Philips, a long-experienced hand felter, knows her materials and excels at their manipulation. The apparent simplicity of these light sculptures successfully hides the amount of work that goes into wet felting by hand. Although known for her dramatic, brightly coloured wearables, Philips now prefers to produce more sculptural pieces, exploring abstract minimalism using only white in merino wool, soy silk (fibre made from soy), sea cell (fibre made from seaweed) and unplied polypropylene rope.
The exhibition has a very contemporary feel to it. Without colour to distract us, we are left only with the uncompromising force of white, the command of technique, and the contemplation of form. Thus the pieces are about themselves. In a way, departing from colour, Philips is showing off her maturity as a hand felter, hiding behind nothing but her skill and her understanding of form and light as they relate to this difficult medium. With the luminosity drawing attention to the material, one witnesses the control and evenness of the felting itself. This highlights the irony of felt as a material that appears to be flimsy and fragile, yet in fact is hard wearing and strong. Felt, luscious in its whiteness, thin and thick on demand by the accomplished felt artist, defies form yet commands space.

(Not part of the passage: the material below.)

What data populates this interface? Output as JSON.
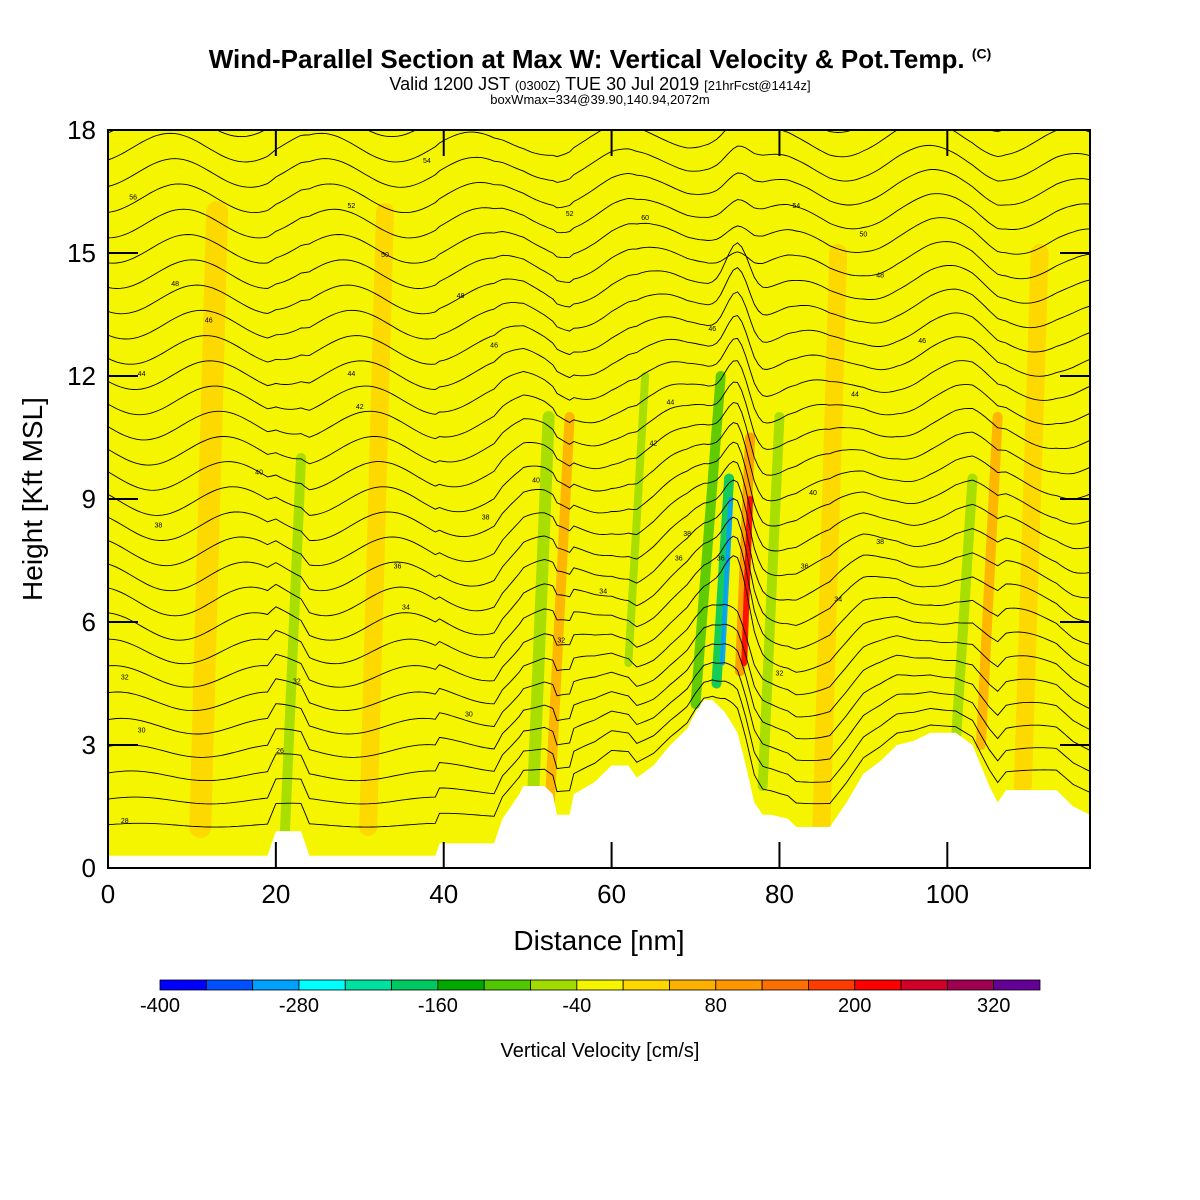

The pieces are displayed singularly, equally spaced around the three walls of the corner nook in the gallery. There are a few in the window. Having seen them clustered together in Philips’ studio, I feel their sculptural quality is diminished by their separation. In clusters, they have a certain humanoid character that is at once harmonious yet mildly ominous, in spite of their purity. Although I prefer them clustered, each one is interesting and attractive in its own right, and in separation one does focus on the qualities of the individual.

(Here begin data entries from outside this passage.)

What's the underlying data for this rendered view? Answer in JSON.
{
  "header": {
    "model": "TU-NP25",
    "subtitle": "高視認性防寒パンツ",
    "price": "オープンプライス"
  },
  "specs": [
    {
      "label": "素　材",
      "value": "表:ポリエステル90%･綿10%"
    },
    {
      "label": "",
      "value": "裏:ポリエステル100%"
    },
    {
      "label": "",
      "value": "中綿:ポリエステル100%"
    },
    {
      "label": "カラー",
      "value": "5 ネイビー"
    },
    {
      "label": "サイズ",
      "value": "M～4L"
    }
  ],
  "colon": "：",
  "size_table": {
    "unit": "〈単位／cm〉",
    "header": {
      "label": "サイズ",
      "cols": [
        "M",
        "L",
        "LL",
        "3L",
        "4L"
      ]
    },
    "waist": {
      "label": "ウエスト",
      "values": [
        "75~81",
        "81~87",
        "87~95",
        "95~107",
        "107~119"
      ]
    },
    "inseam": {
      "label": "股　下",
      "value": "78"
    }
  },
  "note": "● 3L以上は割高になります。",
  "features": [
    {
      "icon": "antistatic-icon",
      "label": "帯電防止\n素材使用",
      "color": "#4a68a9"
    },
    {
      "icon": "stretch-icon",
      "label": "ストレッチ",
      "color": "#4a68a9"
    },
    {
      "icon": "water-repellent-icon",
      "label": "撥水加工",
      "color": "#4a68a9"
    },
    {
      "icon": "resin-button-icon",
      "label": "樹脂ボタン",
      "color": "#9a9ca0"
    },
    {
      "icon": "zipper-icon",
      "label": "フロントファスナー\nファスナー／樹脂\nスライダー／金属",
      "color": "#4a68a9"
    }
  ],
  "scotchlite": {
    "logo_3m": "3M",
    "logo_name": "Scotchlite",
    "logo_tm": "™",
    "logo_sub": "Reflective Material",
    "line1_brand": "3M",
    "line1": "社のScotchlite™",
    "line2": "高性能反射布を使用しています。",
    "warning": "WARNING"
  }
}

The pieces are very sensitive to lighting, sometimes appearing more solid and sculptural, other times seeming more evanescent and mysterious. A strong directional light can increase their drama and form. The ones in the window are lit from the bottom. At night, with the darkened gallery behind, they have a strong sculptural presence. The ones in the nook, more evenly lit from above, benefit from the dark blue wall behind. However, when lit only from within, the transparency and the quality of the felting with its embedded details, many quite subtle, would be more discernable.
Overall, “Light Lines” is well worth a visit, as it illustrates the range that an accomplished fibre artist such as Alice Philips’ can achieve in wet hand felting. The show is on until December 6 at Crafthouse Gallery on Granville Island.